ONU dice que control a drogas no debe impedir acceso a fármacos para sida

La organización defensora de los derechos humanos Human Rights Watch (HRW) y otras 400 agencias no gubernamentales pidieron a la ONU asegurar que el control de las drogas ilícitas no impide el acceso a los servicios para tratamiento del sida.

“La ONU ha establecido que el control de las drogas debe realizarse respetando los derechos humanos y las libertades fundamentales”, indicó Rebecca Schleifer, responsable del área de salud de esa organización no gubernamental, mediante un comunicado de prensa.

HRW y varias ONG, así como otras formaciones defensoras de la salud pública, han dirigido una carta al secretario general de la ONU, Ban Ki-moon, con esa petición, dos días antes de que la Oficina contra las Drogas y los Delitos (ONUDD) del organismo internacional difunda su informe anual sobre las drogas.

La ONU celebra el 26 de junio del día internacional contra el abuso y el tráfico ilícito de drogas.

Schleifer agregó que pese a ese compromiso de Naciones Unidas, “los Gobiernos de todo el mundo cometen abusos de los derechos humanos en nombre del control de las drogas.
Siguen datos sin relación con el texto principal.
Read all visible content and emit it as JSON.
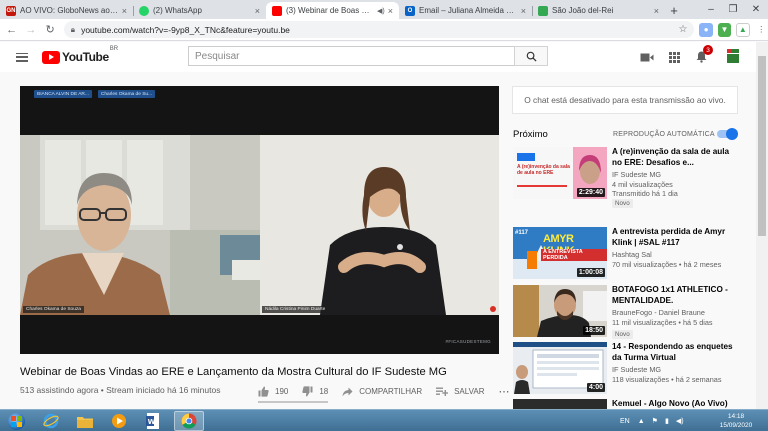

No solo son abusos horribles, sino que también erosionan los esfuerzos para luchar contra el virus VIH y el sida”.
 
En esa misiva se urge también a la organización internacional a “hablar con una sola voz” y a promocionar políticas respetuosas con la protección de los derechos humanos entre los usuarios de drogas como requisito necesario para lograr programas de combate del VIH/sida más efectivos.

Según datos del programa de la ONU contra el sida (ONUSIDA), un tercio de todas las nuevas infecciones de VIH fuera de África se debe al uso de drogas inyectables.

Las ONG recuerdan que los países miembros de la ONU se comprometieron a proporcionar en 2010 acceso universal a los tratamientos para prevenir el sida.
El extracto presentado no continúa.